Previously, the filepath_globpattern argument was directly interpolated into a JMESPath single-quoted literal without applying any validation, encoding, or character restrictions. Because JMESPath engines lack native backslash-escaping mechanisms inside single-quoted literals, an unauthenticated user could construct a payload (e.g., x', path) || true || globmatch('x) that drops out of the string literal context. This allowed attackers to append structural logical operators (like || and &&), breaking out of the intended Abstract Syntax Tree (AST) structure.

In multi-tenant vector store topologies where data isolation is enforced via silent metadata_filter boundaries, this vulnerability enabled a complete isolation bypass via short-circuit evaluation.

Approaches Considered:

  1. String/Quote Escaping (e.g., replacing ' with \'): Rejected.

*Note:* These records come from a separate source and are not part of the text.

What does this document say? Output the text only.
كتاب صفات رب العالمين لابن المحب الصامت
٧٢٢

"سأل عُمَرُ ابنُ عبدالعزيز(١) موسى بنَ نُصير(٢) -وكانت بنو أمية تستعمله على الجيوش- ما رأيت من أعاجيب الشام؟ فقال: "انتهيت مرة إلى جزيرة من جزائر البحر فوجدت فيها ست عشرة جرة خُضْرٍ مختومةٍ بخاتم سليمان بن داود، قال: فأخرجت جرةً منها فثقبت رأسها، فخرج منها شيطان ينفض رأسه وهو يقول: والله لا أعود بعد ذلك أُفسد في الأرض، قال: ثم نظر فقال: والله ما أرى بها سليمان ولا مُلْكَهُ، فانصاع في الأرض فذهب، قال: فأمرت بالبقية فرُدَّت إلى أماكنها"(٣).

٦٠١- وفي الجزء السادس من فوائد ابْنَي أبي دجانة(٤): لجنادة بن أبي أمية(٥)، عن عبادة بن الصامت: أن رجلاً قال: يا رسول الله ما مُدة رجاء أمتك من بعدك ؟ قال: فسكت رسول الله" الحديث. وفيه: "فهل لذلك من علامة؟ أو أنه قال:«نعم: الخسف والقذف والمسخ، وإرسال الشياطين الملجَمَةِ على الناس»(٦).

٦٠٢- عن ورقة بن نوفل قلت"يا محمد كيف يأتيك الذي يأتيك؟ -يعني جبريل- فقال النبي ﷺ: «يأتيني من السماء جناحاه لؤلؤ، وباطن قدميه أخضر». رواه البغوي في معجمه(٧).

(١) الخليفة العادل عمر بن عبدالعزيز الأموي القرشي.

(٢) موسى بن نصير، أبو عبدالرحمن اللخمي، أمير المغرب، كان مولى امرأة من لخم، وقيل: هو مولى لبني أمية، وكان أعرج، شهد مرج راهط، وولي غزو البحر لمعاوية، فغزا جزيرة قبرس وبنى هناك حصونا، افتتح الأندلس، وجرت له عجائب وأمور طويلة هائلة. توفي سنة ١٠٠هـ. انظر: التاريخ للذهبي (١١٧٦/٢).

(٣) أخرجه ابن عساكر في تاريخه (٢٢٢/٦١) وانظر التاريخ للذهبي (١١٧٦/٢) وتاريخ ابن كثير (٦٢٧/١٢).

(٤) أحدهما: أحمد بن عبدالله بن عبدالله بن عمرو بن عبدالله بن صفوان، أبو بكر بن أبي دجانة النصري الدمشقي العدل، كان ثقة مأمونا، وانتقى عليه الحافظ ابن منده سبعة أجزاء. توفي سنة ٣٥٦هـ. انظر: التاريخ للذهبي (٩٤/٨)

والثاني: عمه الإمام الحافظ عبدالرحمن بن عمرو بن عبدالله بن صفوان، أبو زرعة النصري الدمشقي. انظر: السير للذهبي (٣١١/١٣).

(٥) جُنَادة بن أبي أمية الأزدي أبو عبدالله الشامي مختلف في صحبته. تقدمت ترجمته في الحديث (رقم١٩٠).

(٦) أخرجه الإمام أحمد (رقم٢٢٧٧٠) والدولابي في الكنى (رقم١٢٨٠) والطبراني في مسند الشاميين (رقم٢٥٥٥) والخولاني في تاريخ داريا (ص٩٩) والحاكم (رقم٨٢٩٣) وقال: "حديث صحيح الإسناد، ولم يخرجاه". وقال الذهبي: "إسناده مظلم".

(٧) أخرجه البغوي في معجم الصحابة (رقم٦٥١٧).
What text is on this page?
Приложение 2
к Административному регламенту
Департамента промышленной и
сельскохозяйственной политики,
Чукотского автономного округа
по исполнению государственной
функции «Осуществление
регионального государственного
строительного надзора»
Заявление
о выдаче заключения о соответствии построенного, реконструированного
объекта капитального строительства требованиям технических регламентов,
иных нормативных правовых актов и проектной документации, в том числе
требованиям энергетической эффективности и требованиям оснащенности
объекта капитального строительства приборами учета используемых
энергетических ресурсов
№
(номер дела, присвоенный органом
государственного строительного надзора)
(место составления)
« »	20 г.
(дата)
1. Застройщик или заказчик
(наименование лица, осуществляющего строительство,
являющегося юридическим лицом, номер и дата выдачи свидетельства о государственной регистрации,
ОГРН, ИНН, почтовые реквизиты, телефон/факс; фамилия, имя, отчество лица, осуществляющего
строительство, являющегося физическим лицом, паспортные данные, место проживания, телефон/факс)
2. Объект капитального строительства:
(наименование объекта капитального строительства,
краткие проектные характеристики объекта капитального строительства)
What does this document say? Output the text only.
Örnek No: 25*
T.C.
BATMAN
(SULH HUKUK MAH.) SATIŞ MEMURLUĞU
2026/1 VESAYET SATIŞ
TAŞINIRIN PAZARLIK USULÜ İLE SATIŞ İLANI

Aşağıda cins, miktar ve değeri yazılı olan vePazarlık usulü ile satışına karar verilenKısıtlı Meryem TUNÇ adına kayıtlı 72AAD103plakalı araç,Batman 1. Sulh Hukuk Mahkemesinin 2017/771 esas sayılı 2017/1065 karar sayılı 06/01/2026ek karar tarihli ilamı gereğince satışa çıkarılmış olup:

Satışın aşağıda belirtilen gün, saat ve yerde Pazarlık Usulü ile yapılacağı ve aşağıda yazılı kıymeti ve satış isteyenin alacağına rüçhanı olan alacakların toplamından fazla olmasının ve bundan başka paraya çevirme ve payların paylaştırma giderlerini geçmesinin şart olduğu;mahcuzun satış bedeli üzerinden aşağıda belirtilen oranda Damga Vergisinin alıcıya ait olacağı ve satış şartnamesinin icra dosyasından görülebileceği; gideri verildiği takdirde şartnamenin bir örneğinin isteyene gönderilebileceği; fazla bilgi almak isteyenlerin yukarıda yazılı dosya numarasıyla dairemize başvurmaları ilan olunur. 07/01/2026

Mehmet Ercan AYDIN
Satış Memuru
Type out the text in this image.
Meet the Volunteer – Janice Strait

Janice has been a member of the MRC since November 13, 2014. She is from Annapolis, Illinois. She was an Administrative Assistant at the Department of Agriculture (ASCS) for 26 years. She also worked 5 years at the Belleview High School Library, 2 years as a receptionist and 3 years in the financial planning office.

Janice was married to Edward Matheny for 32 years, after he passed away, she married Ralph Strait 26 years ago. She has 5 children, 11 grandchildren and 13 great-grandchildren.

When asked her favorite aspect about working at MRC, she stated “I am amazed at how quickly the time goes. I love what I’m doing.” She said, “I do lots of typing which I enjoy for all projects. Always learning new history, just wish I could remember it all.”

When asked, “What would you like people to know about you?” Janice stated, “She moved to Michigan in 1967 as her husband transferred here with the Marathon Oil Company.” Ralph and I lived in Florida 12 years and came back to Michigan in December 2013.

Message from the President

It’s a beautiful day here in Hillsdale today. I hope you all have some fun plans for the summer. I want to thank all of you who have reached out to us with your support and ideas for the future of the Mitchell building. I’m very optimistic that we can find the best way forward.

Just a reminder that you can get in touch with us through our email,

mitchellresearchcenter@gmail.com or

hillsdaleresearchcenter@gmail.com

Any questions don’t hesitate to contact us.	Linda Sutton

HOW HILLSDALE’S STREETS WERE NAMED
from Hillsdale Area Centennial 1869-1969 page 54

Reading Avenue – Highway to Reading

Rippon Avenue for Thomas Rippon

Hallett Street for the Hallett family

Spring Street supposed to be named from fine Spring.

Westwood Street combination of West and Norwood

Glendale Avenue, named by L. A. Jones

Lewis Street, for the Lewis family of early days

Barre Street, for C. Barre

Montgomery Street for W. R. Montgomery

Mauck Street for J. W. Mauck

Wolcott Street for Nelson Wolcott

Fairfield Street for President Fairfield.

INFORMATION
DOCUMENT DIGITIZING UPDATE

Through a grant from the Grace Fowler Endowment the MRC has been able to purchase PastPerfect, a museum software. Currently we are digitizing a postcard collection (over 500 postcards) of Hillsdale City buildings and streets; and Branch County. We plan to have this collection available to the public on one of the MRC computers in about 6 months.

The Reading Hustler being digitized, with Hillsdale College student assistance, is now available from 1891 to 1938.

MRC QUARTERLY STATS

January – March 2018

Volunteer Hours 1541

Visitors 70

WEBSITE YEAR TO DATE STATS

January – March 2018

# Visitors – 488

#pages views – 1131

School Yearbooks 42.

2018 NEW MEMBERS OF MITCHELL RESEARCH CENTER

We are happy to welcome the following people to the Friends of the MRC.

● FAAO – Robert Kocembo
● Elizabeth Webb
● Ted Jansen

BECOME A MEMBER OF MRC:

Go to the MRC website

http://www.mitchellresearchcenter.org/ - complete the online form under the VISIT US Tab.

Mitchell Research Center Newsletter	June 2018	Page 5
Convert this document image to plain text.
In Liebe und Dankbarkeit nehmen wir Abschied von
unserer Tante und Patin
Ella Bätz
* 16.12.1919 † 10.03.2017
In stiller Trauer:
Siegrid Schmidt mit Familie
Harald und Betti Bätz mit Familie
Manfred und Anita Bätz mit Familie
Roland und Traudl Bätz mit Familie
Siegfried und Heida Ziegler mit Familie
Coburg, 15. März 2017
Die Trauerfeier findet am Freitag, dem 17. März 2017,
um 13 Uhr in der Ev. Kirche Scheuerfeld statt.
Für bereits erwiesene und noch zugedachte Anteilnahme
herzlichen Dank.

JMESPath parsers handle escaping inconsistently depending on the underlying driver and engine implementation. This approach carries a high regression risk for edge cases.
  2. Regex Allowlisting (Chosen Approach): By enforcing a strict regex boundary (^[a-zA-Z0-9_\-\*\?\.\/\\ ]+$), we completely eliminate the possibility of AST corruption while natively supporting standard file path queries, wildcards, spaces, and nested directories. This guarantees structural query integrity and prevents unauthorized logic from reaching the evaluator.

How has this been tested?

  • Unit Testing: Implemented test_get_jmespath_filter_structural_integrity within test_document_store.py (explicitly calling __wrapped__ to avoid pw.udf decorator test failures) to verify:
    1. Valid, deterministic glob patterns succeed safely.
    2. Syntactically malicious payloads containing logic modifiers (e.g., x', path) || true) are aggressively blocked, raising a strict ValueError.
  • Linting & CI Constraints: Validated that all code formatting strictly adheres to the repository's black and flake8 standards to ensure 100% CI compliance.

Types of changes

  • Bug fix (non-breaking change which fixes an issue)
  • New feature or improvement (non-breaking change which adds functionality)
  • Breaking change (fix or feature that would cause existing functionality to not work as expected)

Related issue(s):

  1. Fixes [Bug]: Lacking validation on filepath_globpattern enables structural modification/logical bypass of JMESPath strings #251

Checklist:

  • My code follows the code style of this project,
  • My change requires a change to the documentation,
  • I described the modification in the CHANGELOG.md file.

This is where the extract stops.